Une étude récente révèle qu’un traitement à base d’aspirine, à faible dose, pourrait significativement réduire le risque de récidive du cancer colorectal chez des patients présentant des mutations génétiques spécifiques. Ces découvertes ouvrent de nouvelles perspectives pour le traitement de cette maladie mortelle, touchant des millions de personnes dans le monde.

De faibles doses d’acide acétylsalicylique, plus connu sous le nom d’aspirine, réduisent sensiblement le risque de récidive chez les patients atteints de cancer colorectal, en particulier chez ceux avec certaines mutations. Cette conclusion émane d’une nouvelle étude importante publiée dans le célèbre The New England Journal of Medicine, reconnu comme l’une des revues médicales les plus prestigieuses au monde.
L’importance de cette recherche repose sur le fait qu’il ne s’agit pas simplement d’une étude d’association, mais d’une analyse en doubie aveugle, randomisée et contrôlée par un placebo, ce qu’on considère comme le standard d’or de la recherche scientifique. Les résultats concernant les bienfaits de l’aspirine sont si solides qu’ils pourraient potentiellement transformer les approches de traitement pour cette maladie oncologique, parmi les plus mortelles. Le cancer colorectal est, selon les données de l’IARC, la troisième néoplasie la plus diagnostiquée mondialement (environ 2 millions de cas par an) et la seconde cause de mortalité, avec 900 000 décès chaque année à l’échelle mondiale.
Une équipe de recherche internationale, dirigée par des scientifiques suédois du Karolinska Institutet de Stockholm, a identifié que l’aspirine peut réduire le risque de récidive du cancer colorectal, en se concentrant sur des patients avec des mutations spécifiques. Ils ont collaboré avec plusieurs établissements, dont l’Institut des sciences cliniques de l’Université de Lund et le Département de chirurgie gastro-intestinale de l’Hôpital universitaire Akershus.

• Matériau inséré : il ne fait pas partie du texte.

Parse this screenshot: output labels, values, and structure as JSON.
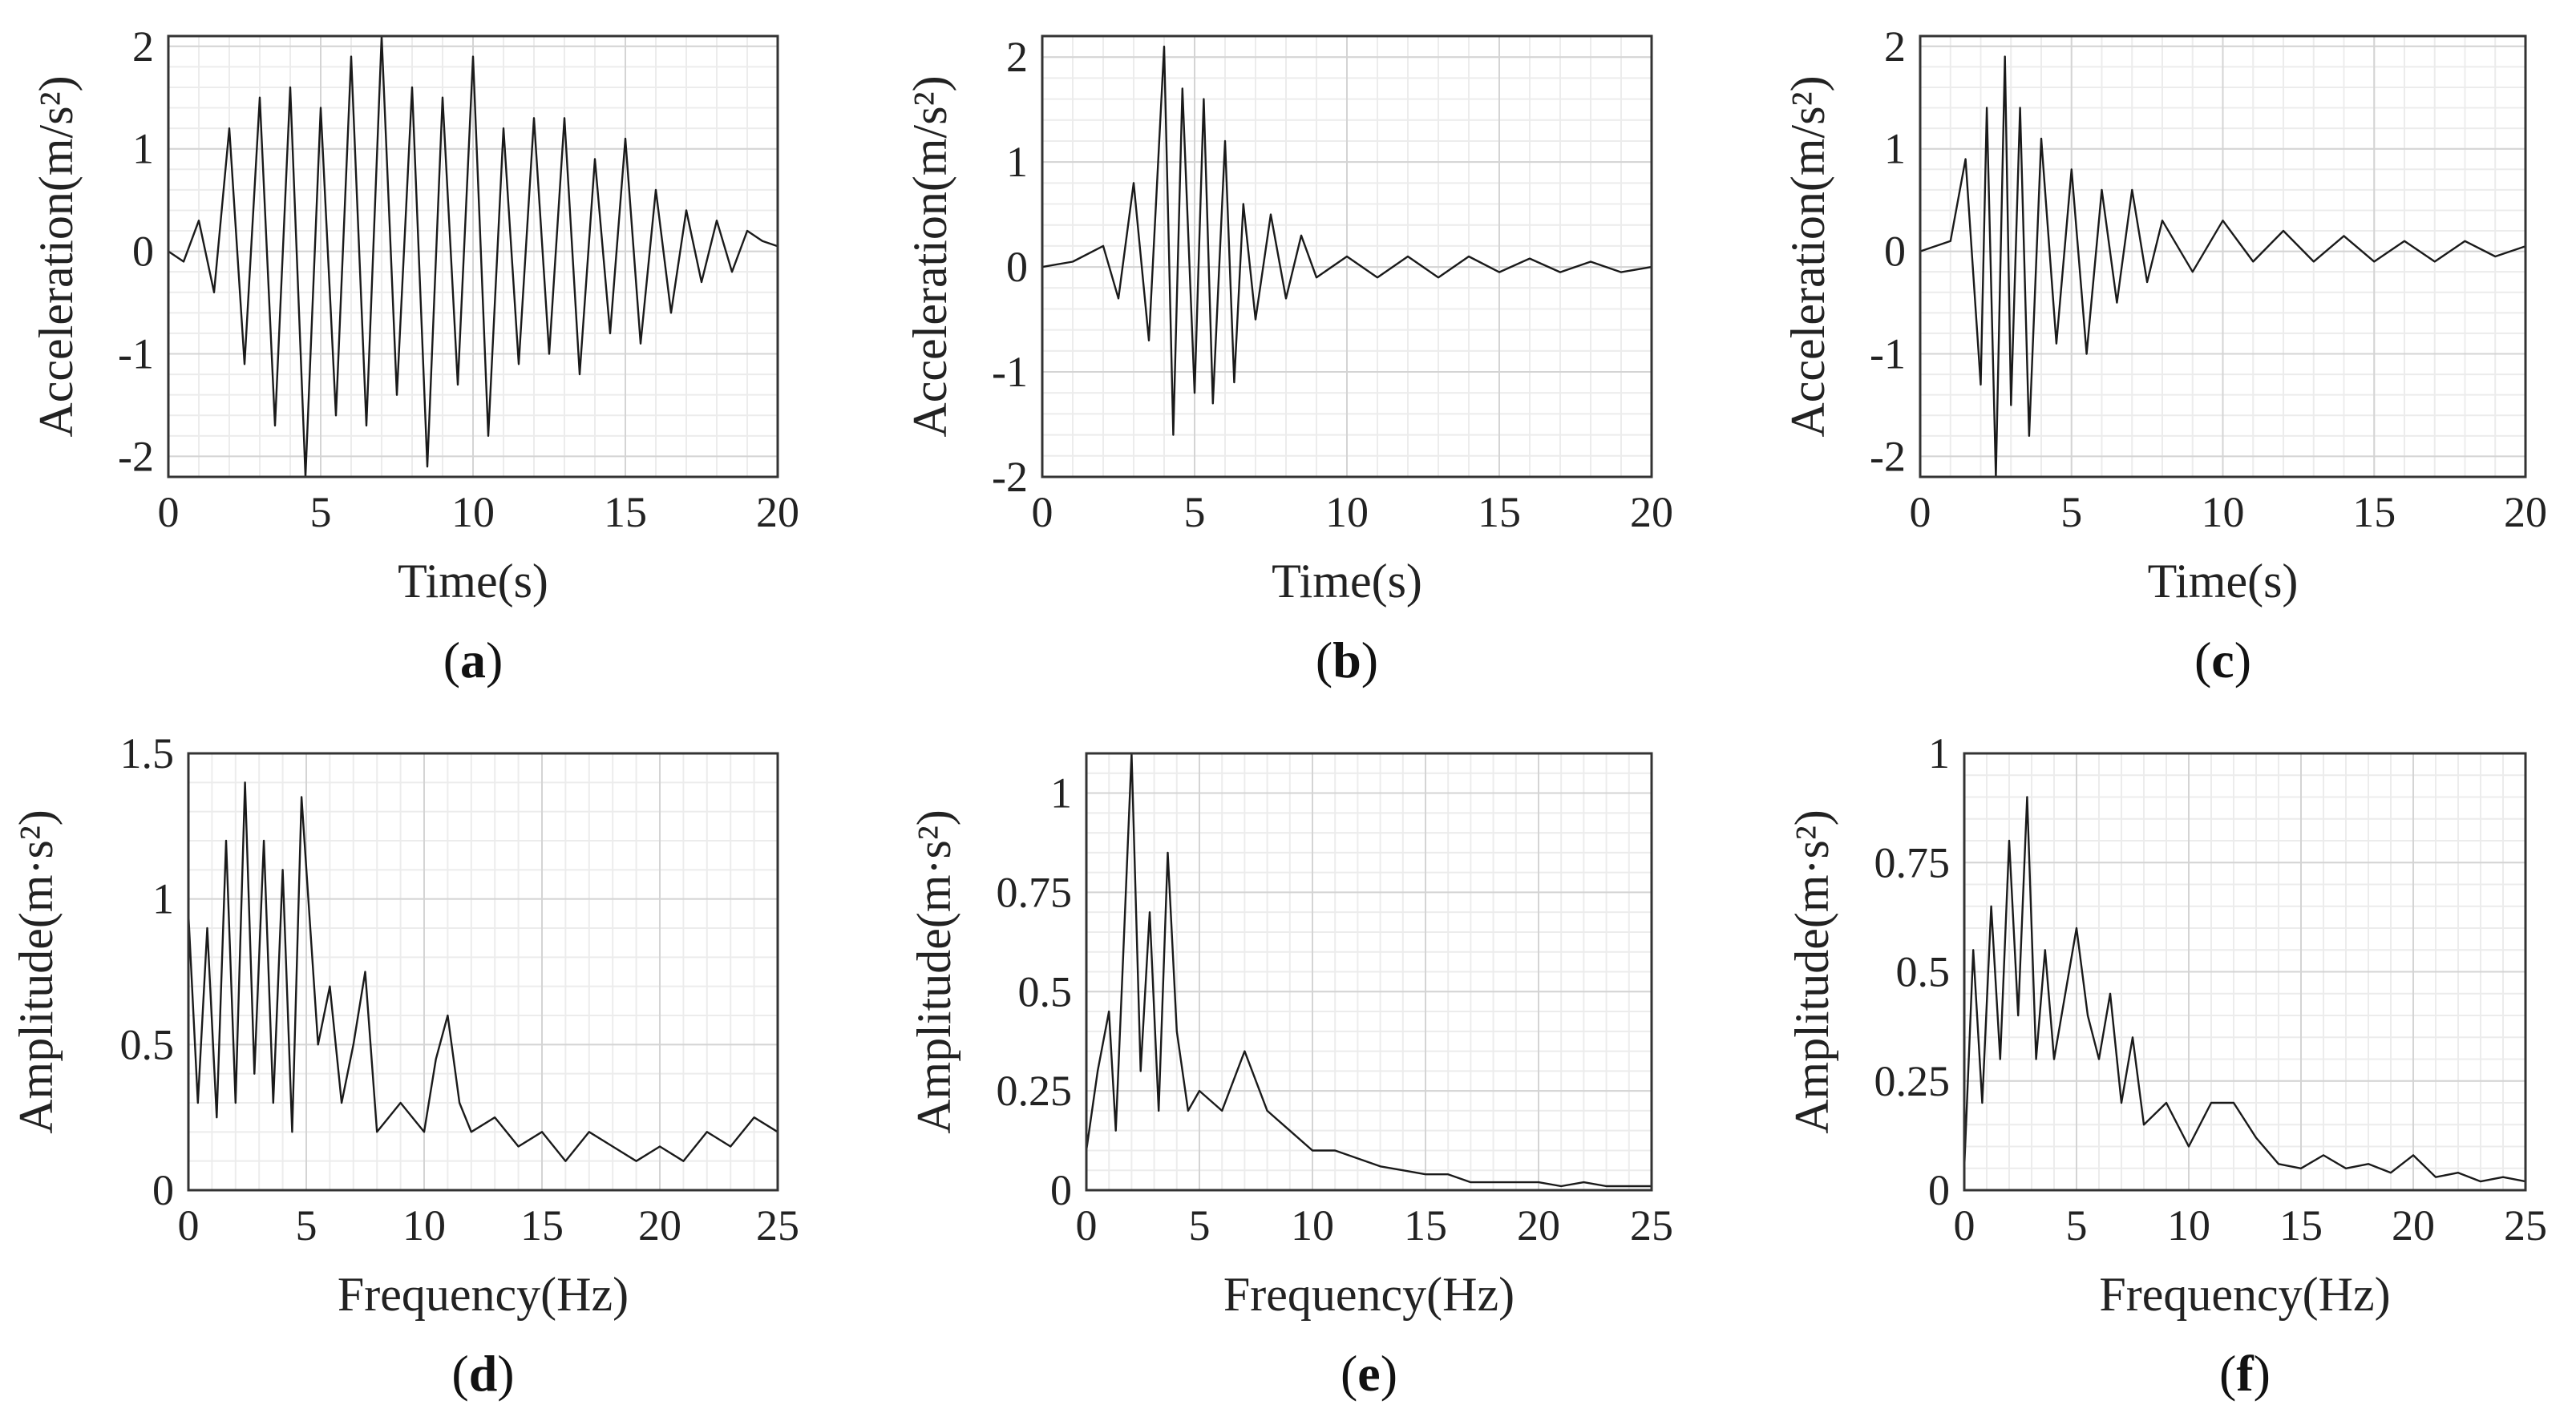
{
  "chart_data": [
    {
      "id": "a",
      "type": "line",
      "panel_label": "a",
      "xlabel": "Time(s)",
      "ylabel": "Acceleration(m/s²)",
      "xlim": [
        0,
        20
      ],
      "ylim": [
        -2.2,
        2.1
      ],
      "xticks": [
        0,
        5,
        10,
        15,
        20
      ],
      "yticks": [
        -2,
        -1,
        0,
        1,
        2
      ],
      "xtick_labels": [
        "0",
        "5",
        "10",
        "15",
        "20"
      ],
      "ytick_labels": [
        "-2",
        "-1",
        "0",
        "1",
        "2"
      ],
      "series": [
        {
          "name": "acceleration",
          "x": [
            0,
            0.5,
            1,
            1.5,
            2,
            2.5,
            3,
            3.5,
            4,
            4.5,
            5,
            5.5,
            6,
            6.5,
            7,
            7.5,
            8,
            8.5,
            9,
            9.5,
            10,
            10.5,
            11,
            11.5,
            12,
            12.5,
            13,
            13.5,
            14,
            14.5,
            15,
            15.5,
            16,
            16.5,
            17,
            17.5,
            18,
            18.5,
            19,
            19.5,
            20
          ],
          "y": [
            0,
            -0.1,
            0.3,
            -0.4,
            1.2,
            -1.1,
            1.5,
            -1.7,
            1.6,
            -2.2,
            1.4,
            -1.6,
            1.9,
            -1.7,
            2.1,
            -1.4,
            1.6,
            -2.1,
            1.5,
            -1.3,
            1.9,
            -1.8,
            1.2,
            -1.1,
            1.3,
            -1.0,
            1.3,
            -1.2,
            0.9,
            -0.8,
            1.1,
            -0.9,
            0.6,
            -0.6,
            0.4,
            -0.3,
            0.3,
            -0.2,
            0.2,
            0.1,
            0.05
          ]
        }
      ]
    },
    {
      "id": "b",
      "type": "line",
      "panel_label": "b",
      "xlabel": "Time(s)",
      "ylabel": "Acceleration(m/s²)",
      "xlim": [
        0,
        20
      ],
      "ylim": [
        -2,
        2.2
      ],
      "xticks": [
        0,
        5,
        10,
        15,
        20
      ],
      "yticks": [
        -2,
        -1,
        0,
        1,
        2
      ],
      "xtick_labels": [
        "0",
        "5",
        "10",
        "15",
        "20"
      ],
      "ytick_labels": [
        "-2",
        "-1",
        "0",
        "1",
        "2"
      ],
      "series": [
        {
          "name": "acceleration",
          "x": [
            0,
            1,
            2,
            2.5,
            3,
            3.5,
            4,
            4.3,
            4.6,
            5,
            5.3,
            5.6,
            6,
            6.3,
            6.6,
            7,
            7.5,
            8,
            8.5,
            9,
            10,
            11,
            12,
            13,
            14,
            15,
            16,
            17,
            18,
            19,
            20
          ],
          "y": [
            0,
            0.05,
            0.2,
            -0.3,
            0.8,
            -0.7,
            2.1,
            -1.6,
            1.7,
            -1.2,
            1.6,
            -1.3,
            1.2,
            -1.1,
            0.6,
            -0.5,
            0.5,
            -0.3,
            0.3,
            -0.1,
            0.1,
            -0.1,
            0.1,
            -0.1,
            0.1,
            -0.05,
            0.08,
            -0.05,
            0.05,
            -0.05,
            0
          ]
        }
      ]
    },
    {
      "id": "c",
      "type": "line",
      "panel_label": "c",
      "xlabel": "Time(s)",
      "ylabel": "Acceleration(m/s²)",
      "xlim": [
        0,
        20
      ],
      "ylim": [
        -2.2,
        2.1
      ],
      "xticks": [
        0,
        5,
        10,
        15,
        20
      ],
      "yticks": [
        -2,
        -1,
        0,
        1,
        2
      ],
      "xtick_labels": [
        "0",
        "5",
        "10",
        "15",
        "20"
      ],
      "ytick_labels": [
        "-2",
        "-1",
        "0",
        "1",
        "2"
      ],
      "series": [
        {
          "name": "acceleration",
          "x": [
            0,
            1,
            1.5,
            2,
            2.2,
            2.5,
            2.8,
            3,
            3.3,
            3.6,
            4,
            4.5,
            5,
            5.5,
            6,
            6.5,
            7,
            7.5,
            8,
            9,
            10,
            11,
            12,
            13,
            14,
            15,
            16,
            17,
            18,
            19,
            20
          ],
          "y": [
            0,
            0.1,
            0.9,
            -1.3,
            1.4,
            -2.2,
            1.9,
            -1.5,
            1.4,
            -1.8,
            1.1,
            -0.9,
            0.8,
            -1.0,
            0.6,
            -0.5,
            0.6,
            -0.3,
            0.3,
            -0.2,
            0.3,
            -0.1,
            0.2,
            -0.1,
            0.15,
            -0.1,
            0.1,
            -0.1,
            0.1,
            -0.05,
            0.05
          ]
        }
      ]
    },
    {
      "id": "d",
      "type": "line",
      "panel_label": "d",
      "xlabel": "Frequency(Hz)",
      "ylabel": "Amplitude(m·s²)",
      "xlim": [
        0,
        25
      ],
      "ylim": [
        0,
        1.5
      ],
      "xticks": [
        0,
        5,
        10,
        15,
        20,
        25
      ],
      "yticks": [
        0,
        0.5,
        1,
        1.5
      ],
      "xtick_labels": [
        "0",
        "5",
        "10",
        "15",
        "20",
        "25"
      ],
      "ytick_labels": [
        "0",
        "0.5",
        "1",
        "1.5"
      ],
      "series": [
        {
          "name": "amplitude",
          "x": [
            0,
            0.4,
            0.8,
            1.2,
            1.6,
            2,
            2.4,
            2.8,
            3.2,
            3.6,
            4,
            4.4,
            4.8,
            5.5,
            6,
            6.5,
            7,
            7.5,
            8,
            9,
            10,
            10.5,
            11,
            11.5,
            12,
            13,
            14,
            15,
            16,
            17,
            18,
            19,
            20,
            21,
            22,
            23,
            24,
            25
          ],
          "y": [
            0.95,
            0.3,
            0.9,
            0.25,
            1.2,
            0.3,
            1.4,
            0.4,
            1.2,
            0.3,
            1.1,
            0.2,
            1.35,
            0.5,
            0.7,
            0.3,
            0.5,
            0.75,
            0.2,
            0.3,
            0.2,
            0.45,
            0.6,
            0.3,
            0.2,
            0.25,
            0.15,
            0.2,
            0.1,
            0.2,
            0.15,
            0.1,
            0.15,
            0.1,
            0.2,
            0.15,
            0.25,
            0.2
          ]
        }
      ]
    },
    {
      "id": "e",
      "type": "line",
      "panel_label": "e",
      "xlabel": "Frequency(Hz)",
      "ylabel": "Amplitude(m·s²)",
      "xlim": [
        0,
        25
      ],
      "ylim": [
        0,
        1.1
      ],
      "xticks": [
        0,
        5,
        10,
        15,
        20,
        25
      ],
      "yticks": [
        0,
        0.25,
        0.5,
        0.75,
        1
      ],
      "xtick_labels": [
        "0",
        "5",
        "10",
        "15",
        "20",
        "25"
      ],
      "ytick_labels": [
        "0",
        "0.25",
        "0.5",
        "0.75",
        "1"
      ],
      "series": [
        {
          "name": "amplitude",
          "x": [
            0,
            0.5,
            1,
            1.3,
            1.6,
            2,
            2.4,
            2.8,
            3.2,
            3.6,
            4,
            4.5,
            5,
            6,
            7,
            8,
            9,
            10,
            11,
            12,
            13,
            14,
            15,
            16,
            17,
            18,
            19,
            20,
            21,
            22,
            23,
            24,
            25
          ],
          "y": [
            0.1,
            0.3,
            0.45,
            0.15,
            0.55,
            1.1,
            0.3,
            0.7,
            0.2,
            0.85,
            0.4,
            0.2,
            0.25,
            0.2,
            0.35,
            0.2,
            0.15,
            0.1,
            0.1,
            0.08,
            0.06,
            0.05,
            0.04,
            0.04,
            0.02,
            0.02,
            0.02,
            0.02,
            0.01,
            0.02,
            0.01,
            0.01,
            0.01
          ]
        }
      ]
    },
    {
      "id": "f",
      "type": "line",
      "panel_label": "f",
      "xlabel": "Frequency(Hz)",
      "ylabel": "Amplitude(m·s²)",
      "xlim": [
        0,
        25
      ],
      "ylim": [
        0,
        1
      ],
      "xticks": [
        0,
        5,
        10,
        15,
        20,
        25
      ],
      "yticks": [
        0,
        0.25,
        0.5,
        0.75,
        1
      ],
      "xtick_labels": [
        "0",
        "5",
        "10",
        "15",
        "20",
        "25"
      ],
      "ytick_labels": [
        "0",
        "0.25",
        "0.5",
        "0.75",
        "1"
      ],
      "series": [
        {
          "name": "amplitude",
          "x": [
            0,
            0.4,
            0.8,
            1.2,
            1.6,
            2,
            2.4,
            2.8,
            3.2,
            3.6,
            4,
            4.5,
            5,
            5.5,
            6,
            6.5,
            7,
            7.5,
            8,
            9,
            10,
            11,
            12,
            13,
            14,
            15,
            16,
            17,
            18,
            19,
            20,
            21,
            22,
            23,
            24,
            25
          ],
          "y": [
            0.05,
            0.55,
            0.2,
            0.65,
            0.3,
            0.8,
            0.4,
            0.9,
            0.3,
            0.55,
            0.3,
            0.45,
            0.6,
            0.4,
            0.3,
            0.45,
            0.2,
            0.35,
            0.15,
            0.2,
            0.1,
            0.2,
            0.2,
            0.12,
            0.06,
            0.05,
            0.08,
            0.05,
            0.06,
            0.04,
            0.08,
            0.03,
            0.04,
            0.02,
            0.03,
            0.02
          ]
        }
      ]
    }
  ]
}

Les chercheurs, coordonnés par une spécialiste du Département de Médecine et Chirurgie Moléculaires au Karolinska Institutet, ont atteint leurs conclusions après avoir impliqué plus de 3 500 patients atteints de cancer colorectal (stades I, II et III) traités dans plus de trente hôpitaux de la péninsule scandinave et des pays voisins. Près d’un millier de patients présentaient des mutations dans les gènes de la voie de signalisation PIK3, qui touchent environ 40 % des personnes atteintes de cette maladie. Tous avaient été soumis à une résection chirurgicale de la tumeur.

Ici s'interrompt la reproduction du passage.